Welcher Begriff wird für die Abfrage „Bindestich“ als passend ermittelt?

Die Quelle ermittelt den Artikel „Bindestrich“ als am besten passend zur Abfrage „Bindestich“. Die Erklärung bezieht sich daher auf den dort beschriebenen Bindestrich.

Welche zwei Bedeutungen beschreibt die Quelle?

Die Quelle beschreibt zwei alternative Bedeutungen: Der Strich verbindet zwei zusammengehörige Wörter oder er steht für einen weggelassenen Wortteil. Beide Funktionen müssen nicht gleichzeitig vorliegen.

Woran erkenne ich die gemeinte Bedeutung im Satz?

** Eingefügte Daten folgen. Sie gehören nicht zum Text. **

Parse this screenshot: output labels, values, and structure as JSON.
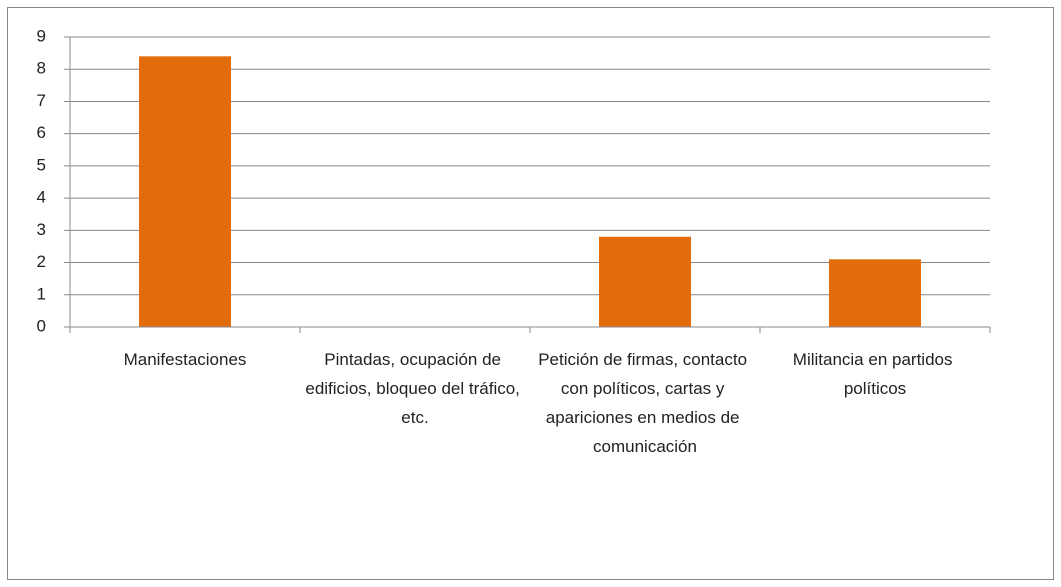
{
  "chart_data": {
    "type": "bar",
    "categories": [
      "Manifestaciones",
      "Pintadas, ocupación de edificios, bloqueo del tráfico, etc.",
      "Petición de firmas, contacto con políticos, cartas y apariciones en medios de comunicación",
      "Militancia en partidos políticos"
    ],
    "values": [
      8.4,
      0,
      2.8,
      2.1
    ],
    "color": "#e36c0a",
    "ylim": [
      0,
      9
    ],
    "yticks": [
      0,
      1,
      2,
      3,
      4,
      5,
      6,
      7,
      8,
      9
    ],
    "grid": true
  }
}
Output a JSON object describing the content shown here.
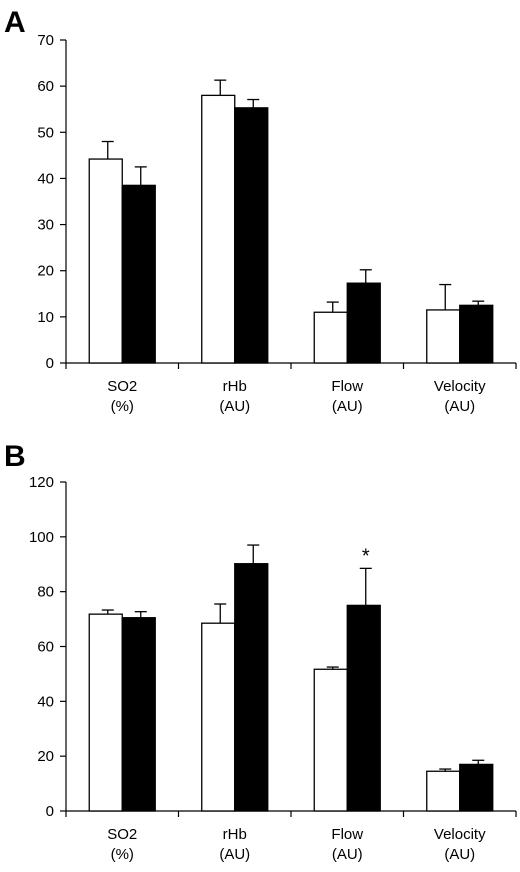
{
  "panels": [
    {
      "label": "A",
      "chart_data": {
        "type": "bar",
        "categories": [
          "SO2\n(%)",
          "rHb\n(AU)",
          "Flow\n(AU)",
          "Velocity\n(AU)"
        ],
        "series": [
          {
            "color": "#ffffff",
            "values": [
              44.2,
              58.0,
              11.0,
              11.5
            ],
            "errors": [
              3.8,
              3.3,
              2.2,
              5.5
            ]
          },
          {
            "color": "#000000",
            "values": [
              38.5,
              55.3,
              17.3,
              12.5
            ],
            "errors": [
              4.0,
              1.8,
              2.9,
              0.9
            ]
          }
        ],
        "ylim": [
          0,
          70
        ],
        "yticks": [
          0,
          10,
          20,
          30,
          40,
          50,
          60,
          70
        ],
        "annotations": []
      }
    },
    {
      "label": "B",
      "chart_data": {
        "type": "bar",
        "categories": [
          "SO2\n(%)",
          "rHb\n(AU)",
          "Flow\n(AU)",
          "Velocity\n(AU)"
        ],
        "series": [
          {
            "color": "#ffffff",
            "values": [
              71.8,
              68.5,
              51.7,
              14.5
            ],
            "errors": [
              1.5,
              7.0,
              0.8,
              0.8
            ]
          },
          {
            "color": "#000000",
            "values": [
              70.5,
              90.2,
              75.0,
              17.0
            ],
            "errors": [
              2.2,
              6.8,
              13.5,
              1.5
            ]
          }
        ],
        "ylim": [
          0,
          120
        ],
        "yticks": [
          0,
          20,
          40,
          60,
          80,
          100,
          120
        ],
        "annotations": [
          {
            "category": 2,
            "series": 1,
            "text": "*"
          }
        ]
      }
    }
  ]
}
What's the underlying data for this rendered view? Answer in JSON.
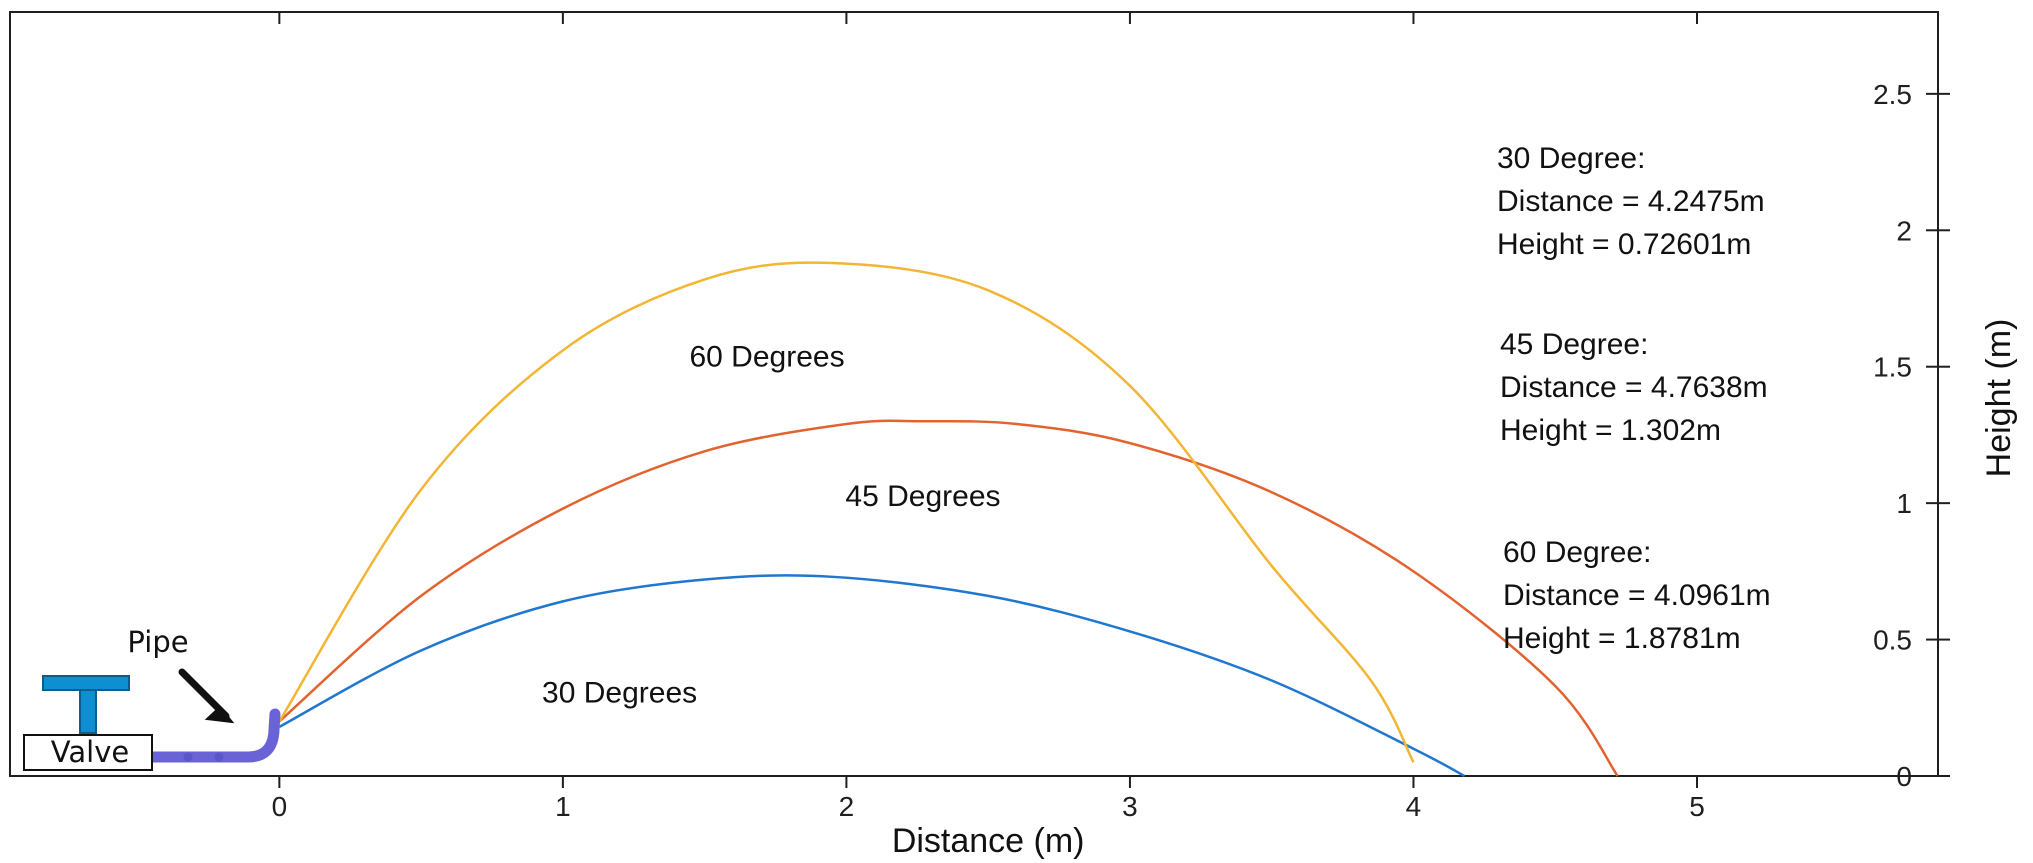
{
  "chart_data": {
    "type": "line",
    "xlabel": "Distance (m)",
    "ylabel": "Height (m)",
    "xlim": [
      -0.95,
      5.85
    ],
    "ylim": [
      0,
      2.8
    ],
    "xticks": [
      0,
      1,
      2,
      3,
      4,
      5
    ],
    "yticks": [
      0,
      0.5,
      1,
      1.5,
      2,
      2.5
    ],
    "yaxis_side": "right",
    "grid": false,
    "series": [
      {
        "name": "30 Degrees",
        "color": "#1f77d0",
        "x": [
          0.0,
          0.5,
          1.0,
          1.5,
          1.95,
          2.5,
          3.0,
          3.5,
          4.0,
          4.18
        ],
        "y": [
          0.18,
          0.46,
          0.64,
          0.72,
          0.73,
          0.66,
          0.53,
          0.35,
          0.1,
          0.0
        ]
      },
      {
        "name": "45 Degrees",
        "color": "#e2632f",
        "x": [
          0.0,
          0.5,
          1.0,
          1.5,
          2.0,
          2.27,
          2.6,
          3.0,
          3.5,
          4.0,
          4.5,
          4.72
        ],
        "y": [
          0.2,
          0.66,
          0.98,
          1.19,
          1.29,
          1.3,
          1.29,
          1.22,
          1.04,
          0.75,
          0.33,
          0.0
        ]
      },
      {
        "name": "60 Degrees",
        "color": "#f2b534",
        "x": [
          0.0,
          0.5,
          1.0,
          1.5,
          1.95,
          2.5,
          3.0,
          3.5,
          3.85,
          4.0
        ],
        "y": [
          0.2,
          1.05,
          1.56,
          1.82,
          1.88,
          1.78,
          1.43,
          0.77,
          0.35,
          0.05
        ]
      }
    ],
    "annotations": [
      {
        "text": "60 Degrees",
        "x": 1.72,
        "y": 1.5
      },
      {
        "text": "45 Degrees",
        "x": 2.27,
        "y": 0.99
      },
      {
        "text": "30 Degrees",
        "x": 1.2,
        "y": 0.27
      }
    ],
    "results": [
      [
        "30 Degree:",
        "Distance = 4.2475m",
        "Height = 0.72601m"
      ],
      [
        "45 Degree:",
        "Distance = 4.7638m",
        "Height = 1.302m"
      ],
      [
        "60 Degree:",
        "Distance = 4.0961m",
        "Height = 1.8781m"
      ]
    ],
    "schematic": {
      "pipe_label": "Pipe",
      "valve_label": "Valve",
      "pipe_color": "#6a63d8",
      "valve_color": "#0f8fd1"
    }
  }
}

Prüfe den konkreten Satzkontext. Frage, ob der Strich eine Verbindung zwischen Wörtern sichtbar macht oder ob er einen nicht ausgeschriebenen Wortteil vertritt.

Ist der Bindestrich dasselbe wie der Gedankenstrich?

Die Quelle nennt Gedankenstrich und Bindestrich als unterschiedliche Zeichenbezeichnungen beziehungsweise bedeutungsverwandte Ausdrücke. Eine vollständige Gleichsetzung ist aus dieser Nennung nicht ableitbar. Prüfe die konkrete Bezeichnung in der verwendeten Quelle.

Welche bedeutungsverwandten Ausdrücke nennt die Quelle?

Genannt werden unter anderem Schriftzeichen, Symbol, Graphem und Schreibzeichen. Die Aufzählung belegt eine Bedeutungsverwandtschaft, aber nicht, dass alle Ausdrücke vollständig gleichbedeutend sind.

Was sollte ich bei einer unklaren Stelle prüfen?

Prüfe die Kernbedeutung, den vollständigen Satz und die Aussageabsicht. Vergleiche anschließend die konkrete Stelle mit der verwendeten Quelle und prüfe mögliche Verwechslungen mit anderen Strichbezeichnungen.